Objets Vivants – Colloque international
École des arts de la Sorbonne, Université Paris 1 Panthéon Sorbonne, Centre Saint-Charles
Organisé par Rahma Khazam et Neli Dobreva
Aborder à la fois la question de l’objet et du vivant dans une perspective de la philosophie de l’art, de l’esthétique, de l’art contemporain, de la biopolitique et de la technologie, nécessite tout d’abord de nous interroger sur la manière dont nous définissons ces deux termes et en quoi ils peuvent converger. En effet, avec l’apparition d’objets inanimés paraissant vivants (robots, internet des objets), l’objet est de plus en plus en proie à des états et des phénomènes intermédiaires et indéterminés qui se rapprochent toujours davantage du vivant. Quant au vivant, il devient de plus en plus difficile de le séparer du non-vivant, depuis que l’intelligence artificielle a démontré leur proximité. Pouvons-nous en conclure que l’objet n’est plus opposé au vivant, que depuis l’avancement et la consolidation de l’écologie, des biotechnologies, des nouvelles technologies, etc., leur relation est une affaire conclue ?
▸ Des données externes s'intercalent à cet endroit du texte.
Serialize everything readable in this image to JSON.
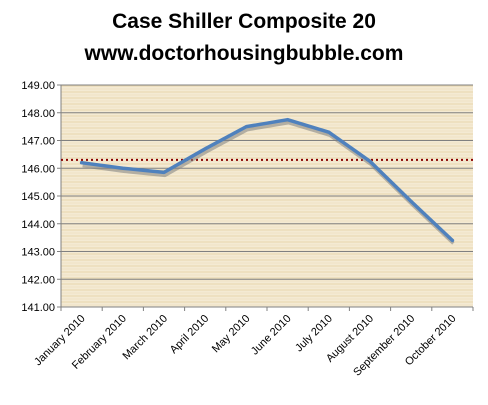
{
  "chart_data": {
    "type": "line",
    "title": "Case Shiller Composite 20",
    "subtitle": "www.doctorhousingbubble.com",
    "xlabel": "",
    "ylabel": "",
    "categories": [
      "January 2010",
      "February 2010",
      "March 2010",
      "April 2010",
      "May 2010",
      "June 2010",
      "July 2010",
      "August 2010",
      "September 2010",
      "October 2010"
    ],
    "series": [
      {
        "values": [
          146.2,
          146.0,
          145.85,
          146.7,
          147.5,
          147.75,
          147.3,
          146.25,
          144.8,
          143.4
        ]
      }
    ],
    "reference_line": {
      "value": 146.3,
      "style": "dotted",
      "color": "#8b0000"
    },
    "ylim": [
      141,
      149
    ],
    "yticks": [
      "141.00",
      "142.00",
      "143.00",
      "144.00",
      "145.00",
      "146.00",
      "147.00",
      "148.00",
      "149.00"
    ],
    "grid": true,
    "legend": "none",
    "colors": {
      "line": "#4f81bd",
      "background": "#f3e9d2",
      "texture": "#e8d7b0",
      "grid": "#808080"
    }
  }
}
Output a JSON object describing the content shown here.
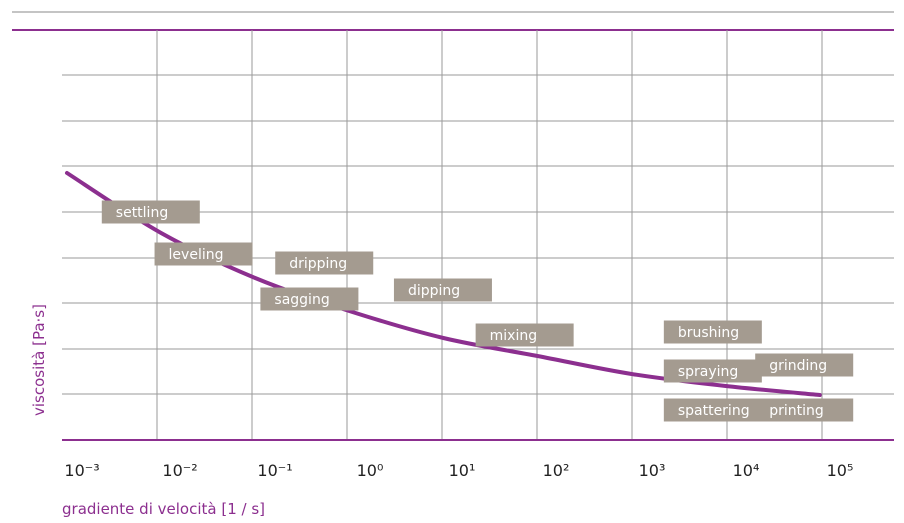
{
  "chart_data": {
    "type": "line",
    "xscale": "log",
    "x_ticks": [
      "10⁻³",
      "10⁻²",
      "10⁻¹",
      "10⁰",
      "10¹",
      "10²",
      "10³",
      "10⁴",
      "10⁵"
    ],
    "x_tick_values": [
      0.001,
      0.01,
      0.1,
      1,
      10,
      100,
      1000,
      10000,
      100000
    ],
    "xlim": [
      0.001,
      100000
    ],
    "xlabel": "gradiente di velocità [1 / s]",
    "ylabel": "viscosità [Pa·s]",
    "grid": true,
    "y_ticks_printed": false,
    "series": [
      {
        "points": [
          {
            "x": 0.001,
            "y": 0.89
          },
          {
            "x": 0.01,
            "y": 0.69
          },
          {
            "x": 0.1,
            "y": 0.54
          },
          {
            "x": 1,
            "y": 0.43
          },
          {
            "x": 10,
            "y": 0.34
          },
          {
            "x": 100,
            "y": 0.28
          },
          {
            "x": 1000,
            "y": 0.22
          },
          {
            "x": 10000,
            "y": 0.18
          },
          {
            "x": 100000,
            "y": 0.15
          }
        ]
      }
    ],
    "annotations": [
      {
        "label": "settling",
        "x": 0.0033,
        "y": 0.76
      },
      {
        "label": "leveling",
        "x": 0.012,
        "y": 0.62
      },
      {
        "label": "dripping",
        "x": 0.23,
        "y": 0.59
      },
      {
        "label": "sagging",
        "x": 0.16,
        "y": 0.47
      },
      {
        "label": "dipping",
        "x": 4.2,
        "y": 0.5
      },
      {
        "label": "mixing",
        "x": 31,
        "y": 0.35
      },
      {
        "label": "brushing",
        "x": 3100,
        "y": 0.36
      },
      {
        "label": "spraying",
        "x": 3100,
        "y": 0.23
      },
      {
        "label": "spattering",
        "x": 3100,
        "y": 0.1
      },
      {
        "label": "grinding",
        "x": 29000,
        "y": 0.25
      },
      {
        "label": "printing",
        "x": 29000,
        "y": 0.1
      }
    ],
    "colors": {
      "curve": "#8c2f8f",
      "top_rule": "#8c2f8f",
      "axis": "#8c2f8f",
      "grid": "#9a9a9a",
      "tag_fill": "#a49b90",
      "tag_text": "#ffffff"
    }
  }
}
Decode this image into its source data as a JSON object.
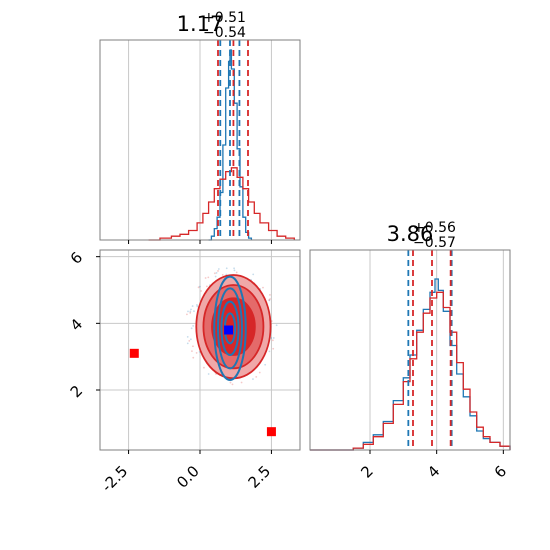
{
  "chart_data": [
    {
      "type": "histogram",
      "panel": "top-left",
      "title": {
        "main": "1.17",
        "sup": "+0.51",
        "sub": "−0.54"
      },
      "xlim": [
        -3.5,
        3.5
      ],
      "grid": true,
      "series": [
        {
          "name": "",
          "color": "#1f77b4",
          "bins": [
            {
              "x": 0.3,
              "y": 0.0
            },
            {
              "x": 0.4,
              "y": 0.02
            },
            {
              "x": 0.5,
              "y": 0.06
            },
            {
              "x": 0.6,
              "y": 0.12
            },
            {
              "x": 0.7,
              "y": 0.25
            },
            {
              "x": 0.8,
              "y": 0.5
            },
            {
              "x": 0.9,
              "y": 0.8
            },
            {
              "x": 1.0,
              "y": 0.94
            },
            {
              "x": 1.05,
              "y": 1.0
            },
            {
              "x": 1.1,
              "y": 0.9
            },
            {
              "x": 1.2,
              "y": 0.72
            },
            {
              "x": 1.3,
              "y": 0.48
            },
            {
              "x": 1.4,
              "y": 0.28
            },
            {
              "x": 1.5,
              "y": 0.12
            },
            {
              "x": 1.6,
              "y": 0.04
            },
            {
              "x": 1.7,
              "y": 0.01
            },
            {
              "x": 1.8,
              "y": 0.0
            }
          ],
          "quantiles": [
            0.71,
            1.05,
            1.38
          ]
        },
        {
          "name": "",
          "color": "#d62728",
          "bins": [
            {
              "x": -1.8,
              "y": 0.0
            },
            {
              "x": -1.4,
              "y": 0.01
            },
            {
              "x": -1.0,
              "y": 0.02
            },
            {
              "x": -0.7,
              "y": 0.03
            },
            {
              "x": -0.4,
              "y": 0.05
            },
            {
              "x": -0.1,
              "y": 0.09
            },
            {
              "x": 0.1,
              "y": 0.14
            },
            {
              "x": 0.3,
              "y": 0.2
            },
            {
              "x": 0.5,
              "y": 0.27
            },
            {
              "x": 0.7,
              "y": 0.32
            },
            {
              "x": 0.9,
              "y": 0.36
            },
            {
              "x": 1.1,
              "y": 0.38
            },
            {
              "x": 1.3,
              "y": 0.33
            },
            {
              "x": 1.5,
              "y": 0.27
            },
            {
              "x": 1.7,
              "y": 0.2
            },
            {
              "x": 1.9,
              "y": 0.14
            },
            {
              "x": 2.1,
              "y": 0.09
            },
            {
              "x": 2.4,
              "y": 0.05
            },
            {
              "x": 2.7,
              "y": 0.02
            },
            {
              "x": 3.0,
              "y": 0.01
            },
            {
              "x": 3.3,
              "y": 0.0
            }
          ],
          "quantiles": [
            0.63,
            1.17,
            1.68
          ]
        }
      ]
    },
    {
      "type": "contour",
      "panel": "bottom-left",
      "xlim": [
        -3.5,
        3.5
      ],
      "ylim": [
        0.2,
        6.2
      ],
      "xticks": [
        "-2.5",
        "0.0",
        "2.5"
      ],
      "yticks": [
        "2",
        "4",
        "6"
      ],
      "grid": true,
      "series": [
        {
          "name": "",
          "color": "#d62728",
          "center": [
            1.17,
            3.9
          ],
          "levels": [
            {
              "rx": 1.3,
              "ry": 1.55
            },
            {
              "rx": 1.05,
              "ry": 1.25
            },
            {
              "rx": 0.75,
              "ry": 0.85
            }
          ]
        },
        {
          "name": "",
          "color": "#1f77b4",
          "center": [
            1.05,
            3.85
          ],
          "levels": [
            {
              "rx": 0.55,
              "ry": 1.55
            },
            {
              "rx": 0.42,
              "ry": 1.2
            },
            {
              "rx": 0.3,
              "ry": 0.8
            },
            {
              "rx": 0.18,
              "ry": 0.45
            }
          ]
        }
      ],
      "markers": [
        {
          "x": -2.3,
          "y": 3.1,
          "color": "#ff0000"
        },
        {
          "x": 2.5,
          "y": 0.75,
          "color": "#ff0000"
        },
        {
          "x": 1.0,
          "y": 3.8,
          "color": "#0000ff"
        }
      ]
    },
    {
      "type": "histogram",
      "panel": "bottom-right",
      "title": {
        "main": "3.86",
        "sup": "+0.56",
        "sub": "−0.57"
      },
      "xlim": [
        0.2,
        6.2
      ],
      "xticks": [
        "2",
        "4",
        "6"
      ],
      "grid": true,
      "series": [
        {
          "name": "",
          "color": "#1f77b4",
          "bins": [
            {
              "x": 0.2,
              "y": 0.0
            },
            {
              "x": 1.5,
              "y": 0.01
            },
            {
              "x": 1.8,
              "y": 0.04
            },
            {
              "x": 2.1,
              "y": 0.08
            },
            {
              "x": 2.4,
              "y": 0.15
            },
            {
              "x": 2.7,
              "y": 0.26
            },
            {
              "x": 3.0,
              "y": 0.38
            },
            {
              "x": 3.2,
              "y": 0.5
            },
            {
              "x": 3.4,
              "y": 0.63
            },
            {
              "x": 3.6,
              "y": 0.74
            },
            {
              "x": 3.8,
              "y": 0.83
            },
            {
              "x": 3.95,
              "y": 0.9
            },
            {
              "x": 4.05,
              "y": 0.84
            },
            {
              "x": 4.2,
              "y": 0.73
            },
            {
              "x": 4.4,
              "y": 0.55
            },
            {
              "x": 4.6,
              "y": 0.4
            },
            {
              "x": 4.8,
              "y": 0.28
            },
            {
              "x": 5.0,
              "y": 0.18
            },
            {
              "x": 5.2,
              "y": 0.1
            },
            {
              "x": 5.4,
              "y": 0.06
            },
            {
              "x": 5.6,
              "y": 0.04
            },
            {
              "x": 5.9,
              "y": 0.02
            },
            {
              "x": 6.2,
              "y": 0.0
            }
          ],
          "quantiles": [
            3.15,
            4.45
          ]
        },
        {
          "name": "",
          "color": "#d62728",
          "bins": [
            {
              "x": 0.2,
              "y": 0.0
            },
            {
              "x": 1.5,
              "y": 0.01
            },
            {
              "x": 1.8,
              "y": 0.03
            },
            {
              "x": 2.1,
              "y": 0.07
            },
            {
              "x": 2.4,
              "y": 0.14
            },
            {
              "x": 2.7,
              "y": 0.24
            },
            {
              "x": 3.0,
              "y": 0.36
            },
            {
              "x": 3.2,
              "y": 0.48
            },
            {
              "x": 3.4,
              "y": 0.62
            },
            {
              "x": 3.6,
              "y": 0.72
            },
            {
              "x": 3.8,
              "y": 0.8
            },
            {
              "x": 4.0,
              "y": 0.83
            },
            {
              "x": 4.2,
              "y": 0.75
            },
            {
              "x": 4.4,
              "y": 0.62
            },
            {
              "x": 4.6,
              "y": 0.46
            },
            {
              "x": 4.8,
              "y": 0.32
            },
            {
              "x": 5.0,
              "y": 0.2
            },
            {
              "x": 5.2,
              "y": 0.12
            },
            {
              "x": 5.4,
              "y": 0.07
            },
            {
              "x": 5.6,
              "y": 0.04
            },
            {
              "x": 5.9,
              "y": 0.02
            },
            {
              "x": 6.2,
              "y": 0.0
            }
          ],
          "quantiles": [
            3.29,
            3.86,
            4.42
          ]
        }
      ]
    }
  ]
}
En réalité, la question n’est pas si simple, car en questionnant la distinction entre l’objet soi-disant inerte et l’être ou l’animal vivant, ne questionnons-nous pas en même temps les divisions entre humain et non-humain, sujet et objet, intelligence naturelle et artificielle ?
L’être pensant doit-il obligatoirement assumer la position du sujet qui domine l’objet inerte non-vivant, ou ce rapport peut-il s’inverser ? D’ailleurs, sur quelles bases définissons-nous le vivant ou le sujet et l’opposons-nous à l’objet ? Sujet et objet sont-ils voués à disparaître et se fondre l’un dans l’autre, engloutis dans le maelstrom d’états indéterminés qui définissent actuellement le vivant et le non-vivant ? Ou bien le sujet et l’objet se mettront-ils sur un pied d’égalité de façon à conserver leur autonomie ? Se pose alors avec acuité la question du choix entre autonomie et absorption, entre liberté de pensée et assimilation, à une époque où les nouvelles technologies de l’information et de la communication envahissent et transforment nos vies et nos esprits au point de mettre en cause notre faculté de libre arbitre (Žižek, 2020).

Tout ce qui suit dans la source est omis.